Bhandari Nikita, Walambe Rahee, Kotecha Ketan, Khare Satyajeet P
Computer Science Department, Symbiosis Institute of Technology, Symbiosis International (Deemed University), Pune, India.
Electronics and Telecommunication Department, Symbiosis Institute of Technology, Symbiosis International (Deemed University), Pune, India.
Front Mol Biosci. 2022 Nov 7;9:907150. doi: 10.3389/fmolb.2022.907150. eCollection 2022.
Computational analysis methods including machine learning have a significant impact in the fields of genomics and medicine. High-throughput gene expression analysis methods such as microarray technology and RNA sequencing produce enormous amounts of data. Traditionally, statistical methods are used for comparative analysis of gene expression data. However, more complex analysis for classification of sample observations, or discovery of feature genes requires sophisticated computational approaches. In this review, we compile various statistical and computational tools used in analysis of expression microarray data. Even though the methods are discussed in the context of expression microarrays, they can also be applied for the analysis of RNA sequencing and quantitative proteomics datasets. We discuss the types of missing values, and the methods and approaches usually employed in their imputation. We also discuss methods of data normalization, feature selection, and feature extraction. Lastly, methods of classification and class discovery along with their evaluation parameters are described in detail. We believe that this detailed review will help the users to select appropriate methods for preprocessing and analysis of their data based on the expected outcome.

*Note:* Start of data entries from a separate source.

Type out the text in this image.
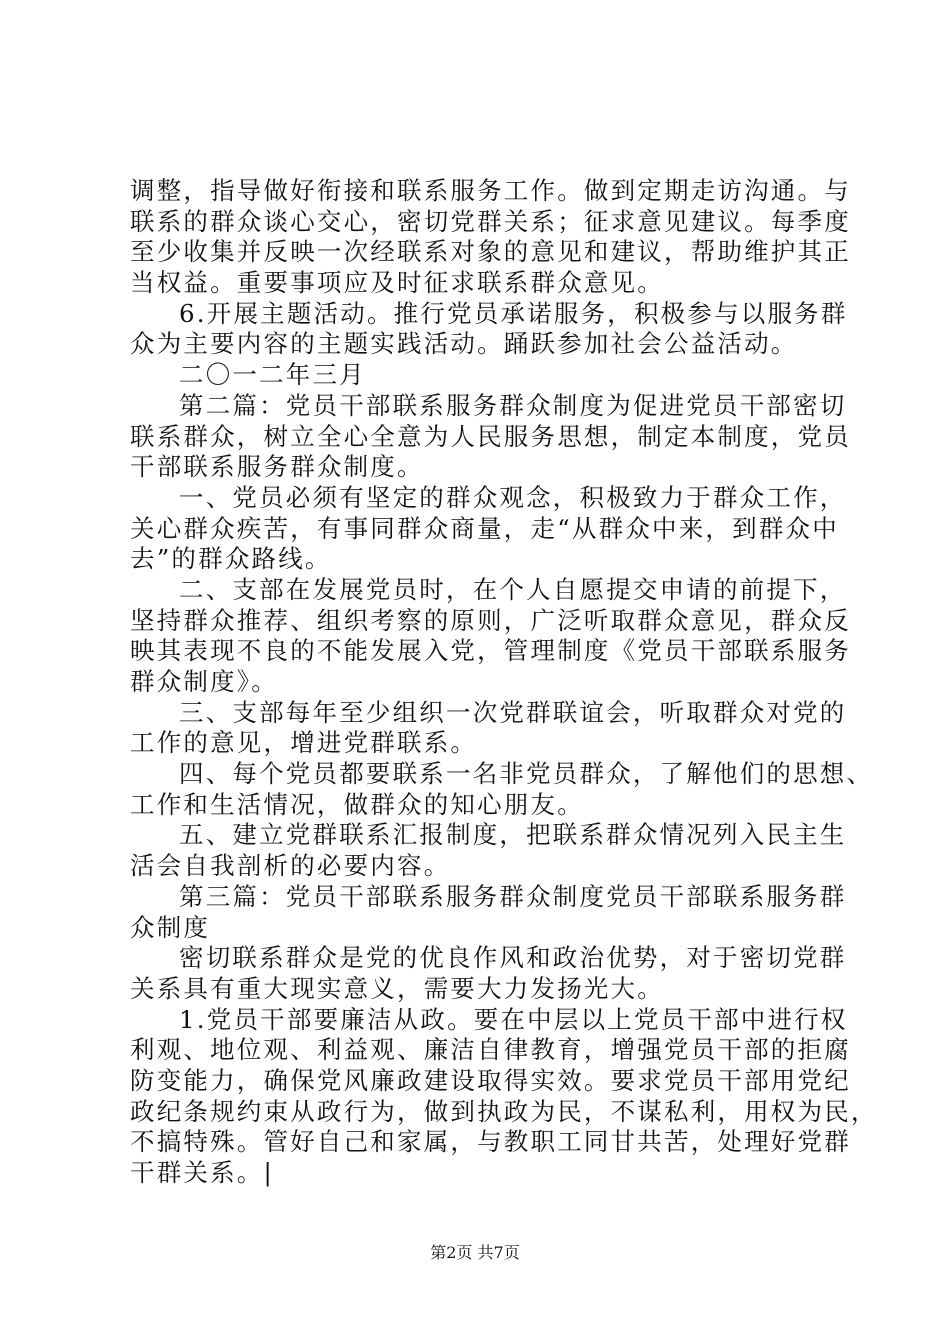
调整，指导做好衔接和联系服务工作。做到定期走访沟通。与
联系的群众谈心交心，密切党群关系；征求意见建议。每季度
至少收集并反映一次经联系对象的意见和建议，帮助维护其正
当权益。重要事项应及时征求联系群众意见。
6.开展主题活动。推行党员承诺服务，积极参与以服务群
众为主要内容的主题实践活动。踊跃参加社会公益活动。
二〇一二年三月
第二篇：党员干部联系服务群众制度为促进党员干部密切
联系群众，树立全心全意为人民服务思想，制定本制度，党员
干部联系服务群众制度。
一、党员必须有坚定的群众观念，积极致力于群众工作，
关心群众疾苦，有事同群众商量，走“从群众中来，到群众中
去”的群众路线。
二、支部在发展党员时，在个人自愿提交申请的前提下，
坚持群众推荐、组织考察的原则，广泛听取群众意见，群众反
映其表现不良的不能发展入党，管理制度《党员干部联系服务
群众制度》。
三、支部每年至少组织一次党群联谊会，听取群众对党的
工作的意见，增进党群联系。
四、每个党员都要联系一名非党员群众，了解他们的思想、
工作和生活情况，做群众的知心朋友。
五、建立党群联系汇报制度，把联系群众情况列入民主生
活会自我剖析的必要内容。
第三篇：党员干部联系服务群众制度党员干部联系服务群
众制度
密切联系群众是党的优良作风和政治优势，对于密切党群
关系具有重大现实意义，需要大力发扬光大。
1.党员干部要廉洁从政。要在中层以上党员干部中进行权
利观、地位观、利益观、廉洁自律教育，增强党员干部的拒腐
防变能力，确保党风廉政建设取得实效。要求党员干部用党纪
政纪条规约束从政行为，做到执政为民，不谋私利，用权为民，
不搞特殊。管好自己和家属，与教职工同甘共苦，处理好党群
干群关系。|
第2页 共7页
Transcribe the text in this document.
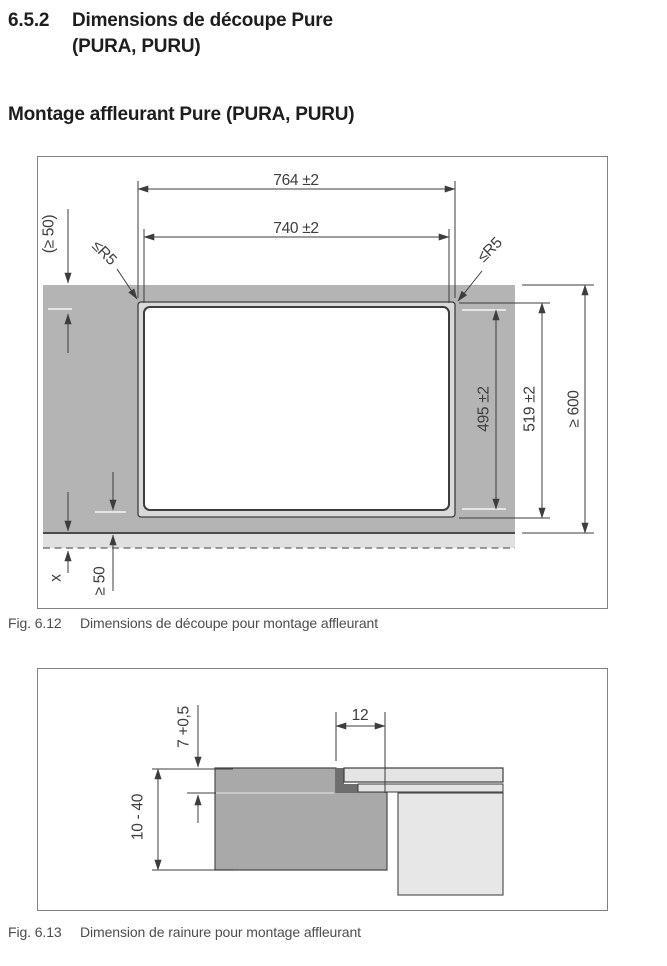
6.5.2	Dimensions de découpe Pure
(PURA, PURU)
Montage affleurant Pure (PURA, PURU)
764 ±2
740 ±2
(≥ 50) ≤R5	≤R5
495 ±2 519 ±2 ≥ 600
x ≥ 50
Fig. 6.12	Dimensions de découpe pour montage affleurant
12
7 +0,5
10 - 40
Fig. 6.13	Dimension de rainure pour montage affleurant
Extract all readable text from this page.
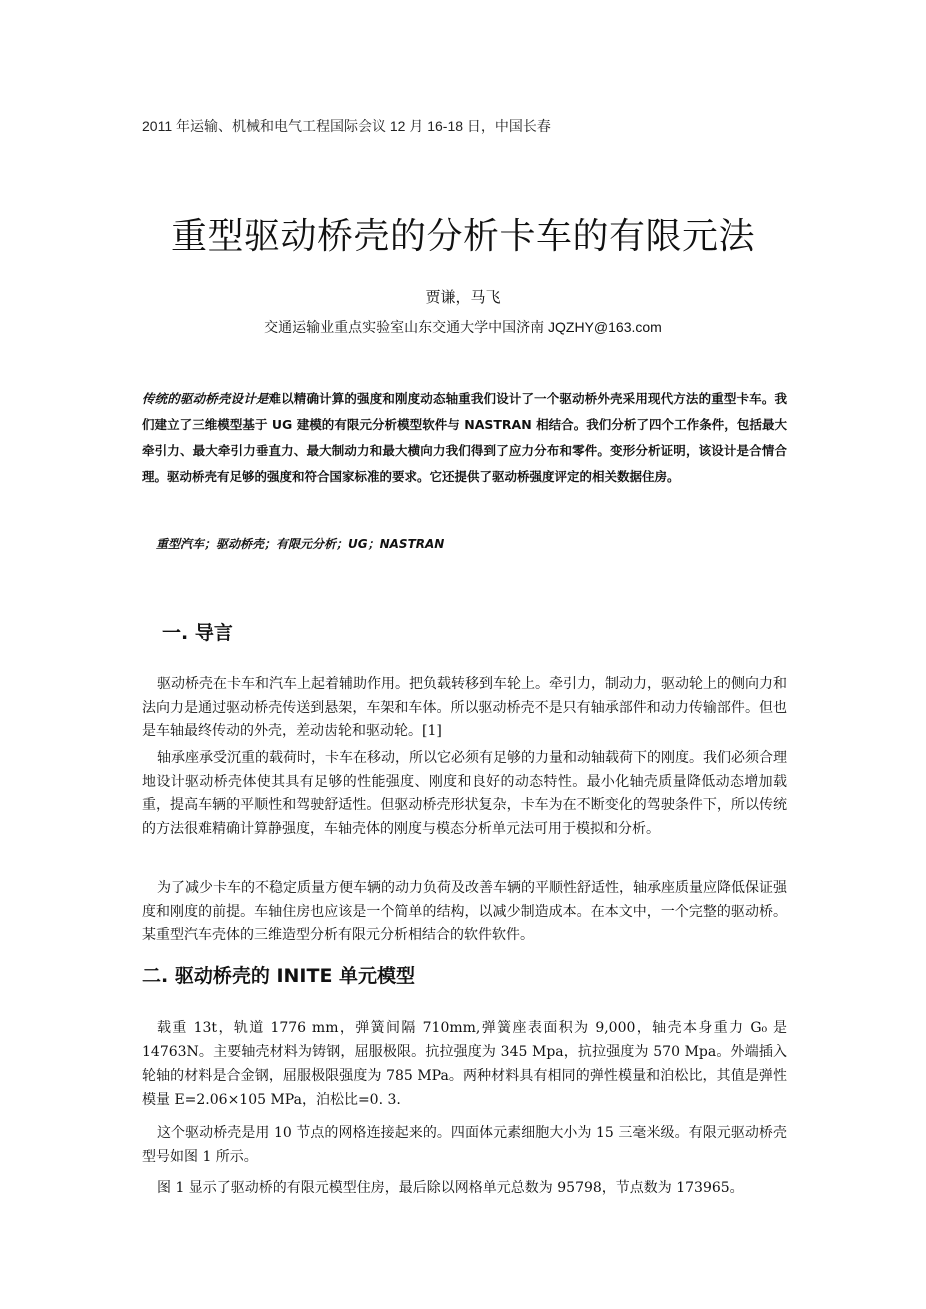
2011 年运输、机械和电气工程国际会议 12 月 16-18 日，中国长春
重型驱动桥壳的分析卡车的有限元法
贾谦，马飞
交通运输业重点实验室山东交通大学中国济南 JQZHY@163.com
传统的驱动桥壳设计是难以精确计算的强度和刚度动态轴重我们设计了一个驱动桥外壳采用现代方法的重型卡车。我们建立了三维模型基于 UG 建模的有限元分析模型软件与 NASTRAN 相结合。我们分析了四个工作条件，包括最大牵引力、最大牵引力垂直力、最大制动力和最大横向力我们得到了应力分布和零件。变形分析证明，该设计是合情合理。驱动桥壳有足够的强度和符合国家标准的要求。它还提供了驱动桥强度评定的相关数据住房。
重型汽车；驱动桥壳；有限元分析；UG；NASTRAN
一. 导言

驱动桥壳在卡车和汽车上起着辅助作用。把负载转移到车轮上。牵引力，制动力，驱动轮上的侧向力和法向力是通过驱动桥壳传送到悬架，车架和车体。所以驱动桥壳不是只有轴承部件和动力传输部件。但也是车轴最终传动的外壳，差动齿轮和驱动轮。[1]

轴承座承受沉重的载荷时，卡车在移动，所以它必须有足够的力量和动轴载荷下的刚度。我们必须合理地设计驱动桥壳体使其具有足够的性能强度、刚度和良好的动态特性。最小化轴壳质量降低动态增加载重，提高车辆的平顺性和驾驶舒适性。但驱动桥壳形状复杂，卡车为在不断变化的驾驶条件下，所以传统的方法很难精确计算静强度，车轴壳体的刚度与模态分析单元法可用于模拟和分析。

为了减少卡车的不稳定质量方便车辆的动力负荷及改善车辆的平顺性舒适性，轴承座质量应降低保证强度和刚度的前提。车轴住房也应该是一个简单的结构，以减少制造成本。在本文中，一个完整的驱动桥。某重型汽车壳体的三维造型分析有限元分析相结合的软件软件。

二. 驱动桥壳的 INITE 单元模型

载重 13t，轨道 1776 mm，弹簧间隔 710mm,弹簧座表面积为 9,000，轴壳本身重力 G₀ 是 14763N。主要轴壳材料为铸钢，屈服极限。抗拉强度为 345 Mpa，抗拉强度为 570 Mpa。外端插入轮轴的材料是合金钢，屈服极限强度为 785 MPa。两种材料具有相同的弹性模量和泊松比，其值是弹性模量 E=2.06×105 MPa，泊松比=0. 3.

这个驱动桥壳是用 10 节点的网格连接起来的。四面体元素细胞大小为 15 三毫米级。有限元驱动桥壳型号如图 1 所示。

图 1 显示了驱动桥的有限元模型住房，最后除以网格单元总数为 95798，节点数为 173965。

包括机器学习在内的计算分析方法在基因组学和医学领域有着重大影响。诸如微阵列技术和RNA测序等高通量基因表达分析方法会产生海量数据。传统上,统计方法用于基因表达数据的比较分析。然而,对样本观测值进行分类或发现特征基因的更复杂分析需要复杂的计算方法。在这篇综述中,我们汇编了用于分析表达微阵列数据的各种统计和计算工具。尽管这些方法是在表达微阵列的背景下进行讨论的,但它们也可应用于RNA测序和定量蛋白质组学数据集的分析。我们讨论了缺失值的类型,以及在其插补过程中通常采用的方法和途径。我们还讨论了数据归一化、特征选择和特征提取的方法。最后,详细描述了分类和类发现方法及其评估参数。我们相信,这篇详细的综述将帮助用户根据预期结果选择合适的方法对其数据进行预处理和分析。